By the end of my Ph.D. program, I was reckoning with a queer identity I had suppressed for decades due to trauma, rigid binary conceptions of gender and sexuality that prevailed when I was first questioning in the 1990s, and a lack of queer role models who had children, which I desperately wanted. And when I say reckoning, I mean fucking around with multiple queer partners outside my marriage. Although I was honest with my ex about my behavior and desires at the time, we now differ over whether I ethically non-monogamous or just cheating on him. It was messy and painful, but sometimes the only way to find out is to fuck around. Both/And.

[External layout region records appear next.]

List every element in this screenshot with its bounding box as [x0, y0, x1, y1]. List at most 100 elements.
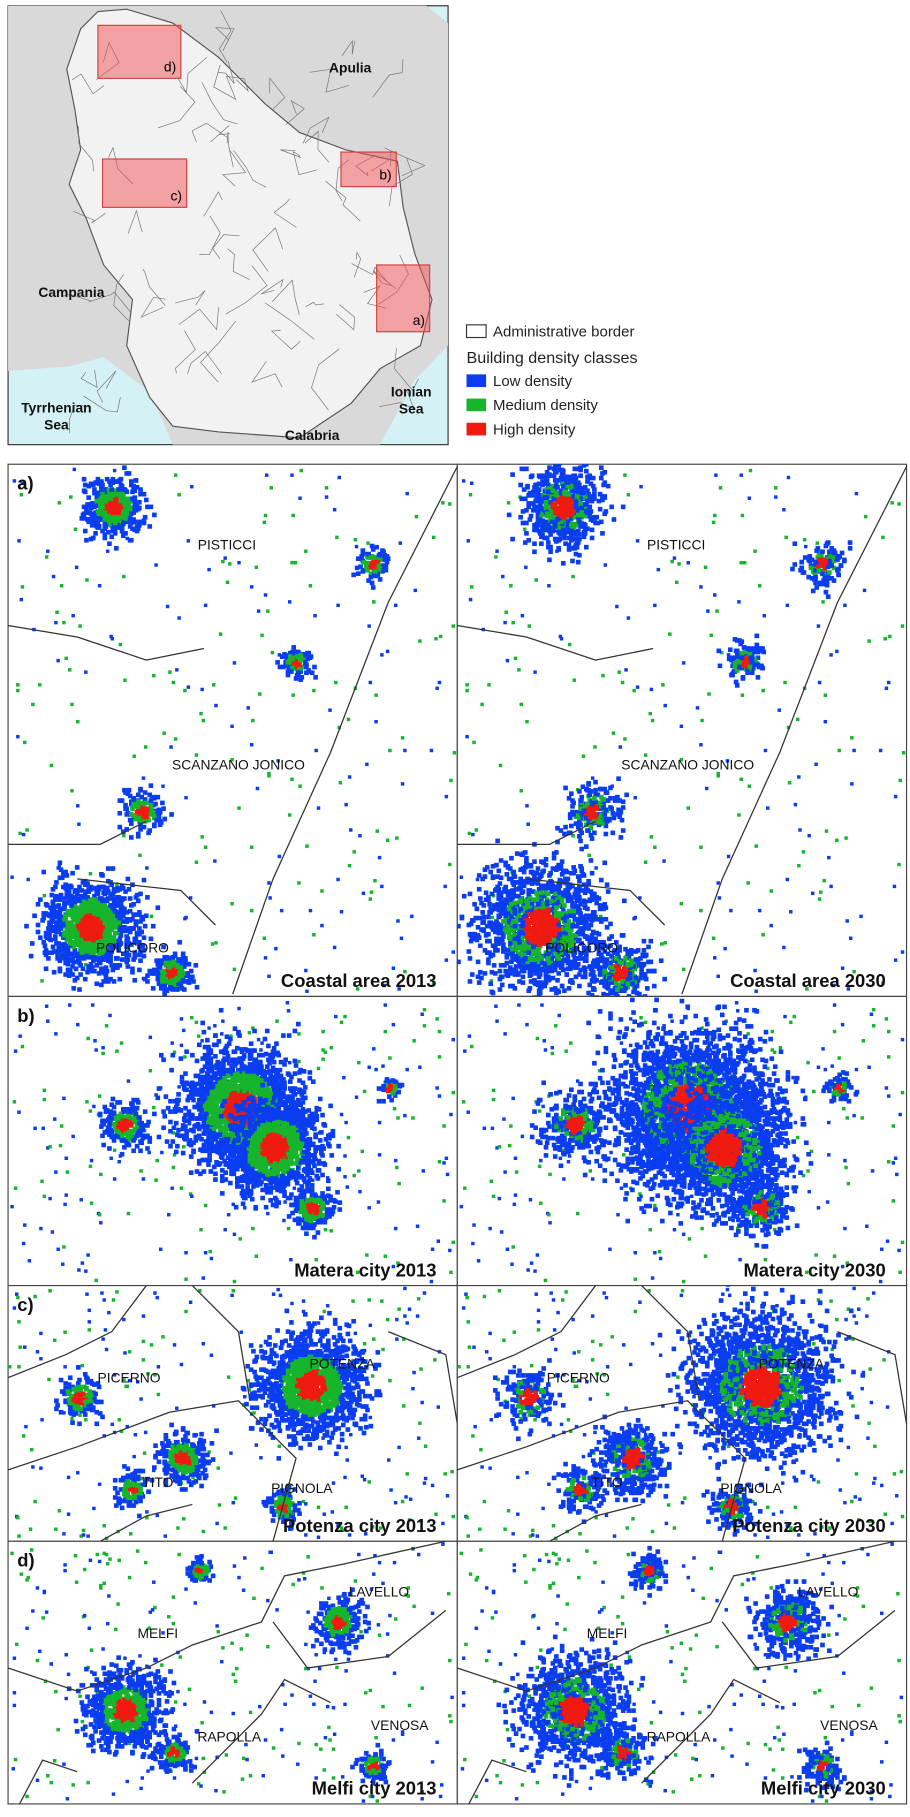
density-cell [824, 693, 827, 696]
density-cell [737, 600, 740, 603]
density-cell [495, 902, 500, 907]
density-cell [529, 475, 534, 480]
legend: Administrative border Building density c… [467, 323, 638, 438]
density-cell [394, 604, 397, 607]
density-cell [130, 490, 135, 495]
density-cell [152, 674, 155, 677]
density-cell [835, 650, 838, 653]
density-cell [538, 968, 543, 973]
density-cell [560, 899, 565, 904]
density-cell [556, 546, 561, 551]
density-cell [432, 536, 435, 539]
density-cell [510, 947, 515, 952]
density-cell [78, 913, 83, 918]
density-cell [784, 536, 787, 539]
density-cell [288, 654, 293, 659]
density-cell [127, 471, 132, 476]
density-cell [662, 859, 665, 862]
density-cell [554, 483, 559, 488]
density-cell [377, 553, 382, 558]
density-cell [560, 505, 565, 510]
density-cell [499, 858, 504, 863]
density-cell [510, 537, 515, 542]
density-cell [113, 509, 118, 514]
density-cell [138, 827, 143, 832]
density-cell [879, 749, 882, 752]
density-cell [778, 708, 781, 711]
density-cell [298, 784, 301, 787]
density-cell [704, 566, 707, 569]
density-cell [740, 778, 743, 781]
density-cell [465, 735, 468, 738]
density-cell [533, 670, 536, 673]
density-cell [850, 736, 853, 739]
density-cell [90, 505, 95, 510]
density-cell [50, 950, 55, 955]
density-cell [223, 556, 226, 559]
density-cell [106, 549, 109, 552]
density-cell [403, 749, 406, 752]
density-cell [98, 584, 101, 587]
density-cell [472, 902, 477, 907]
density-cell [714, 473, 717, 476]
density-cell [22, 833, 25, 836]
density-cell [537, 909, 542, 914]
density-cell [63, 886, 68, 891]
density-cell [558, 933, 563, 938]
density-cell [594, 901, 599, 906]
density-cell [294, 676, 299, 681]
density-cell [585, 510, 590, 515]
density-cell [599, 795, 604, 800]
density-cell [207, 568, 210, 571]
density-cell [258, 692, 261, 695]
density-cell [590, 871, 595, 876]
place-name: POLICORO [96, 940, 169, 956]
density-cell [541, 456, 546, 461]
density-cell [525, 485, 530, 490]
density-cell [16, 689, 19, 692]
density-cell [529, 972, 534, 977]
density-cell [41, 911, 46, 916]
density-cell [86, 889, 91, 894]
density-cell [151, 986, 156, 991]
density-cell [114, 956, 119, 961]
density-cell [615, 605, 618, 608]
density-cell [559, 635, 562, 638]
density-cell [782, 946, 785, 949]
density-cell [36, 902, 41, 907]
density-cell [533, 880, 538, 885]
density-cell [338, 476, 341, 479]
density-cell [336, 878, 339, 881]
density-cell [589, 482, 594, 487]
density-cell [414, 589, 417, 592]
density-cell [386, 839, 389, 842]
density-cell [158, 822, 163, 827]
density-cell [598, 507, 603, 512]
density-cell [567, 919, 572, 924]
density-cell [476, 878, 479, 881]
density-cell [814, 763, 817, 766]
density-cell [534, 578, 537, 581]
density-cell [73, 933, 78, 938]
density-cell [16, 735, 19, 738]
density-cell [88, 899, 93, 904]
density-cell [128, 794, 133, 799]
density-cell [743, 561, 746, 564]
density-cell [531, 871, 536, 876]
density-cell [184, 796, 187, 799]
density-cell [524, 531, 529, 536]
density-cell [520, 789, 523, 792]
density-cell [582, 873, 587, 878]
density-cell [107, 932, 112, 937]
density-cell [266, 609, 269, 612]
density-cell [75, 566, 78, 569]
density-cell [141, 917, 146, 922]
density-cell [615, 795, 620, 800]
density-cell [532, 978, 537, 983]
density-cell [288, 813, 291, 816]
density-cell [177, 940, 182, 945]
density-cell [822, 879, 825, 882]
density-cell [583, 905, 588, 910]
density-cell [128, 524, 133, 529]
density-cell [517, 940, 522, 945]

When I finished my degree, I landed a tenure track college teaching position in North Carolina, and we were out of money when we needed to move. Since I was technically graduating in the summer, I registered for 6 credit hours of dissertation work so I could take out student loans to get us through the summer until I got my first paycheck. All told, it took me $30K in additional student loans for me to finish my Ph.D. program to support myself and my family during my last year of dissertation when my marriage was falling apart. I just didn’t have the emotional bandwidth to be careful or deliberate with our money anymore. Fuck it.

We moved to North Carolina together even though our marriage was on shaky ground. We had two young kids, and I knew if we split up, they would end up with me full time. I didn’t think they could handle leaving their dad, and I didn’t think I could parent grieving kids and start a new job all on my own. I buckled down and tried to make it work. Similar to the classic car deal when we had our second child, my ex decided that since I got to “quit work and take a break in grad school,” he deserved a sabbatical when we moved to North Carolina, even though we couldn’t afford it. Maybe he was trying to get back at me and make himself happy. Regardless, we weren’t playing on the same financial team – it was more quid pro quo than give and take and it didn’t end well. It took him months to find even a part-time job, which sunk us deeper in debt and created more conflict and division in our marriage. As it became clearer to me that I was too queer to stay in a straight marriage, I felt increasingly guilty about hurting him and took on more financial and parenting responsibility as if this would even things out. It didn’t. It just made me resentful and tired.

We lasted a semester. He moved back to Florida, just as my student loan payments. kicked in.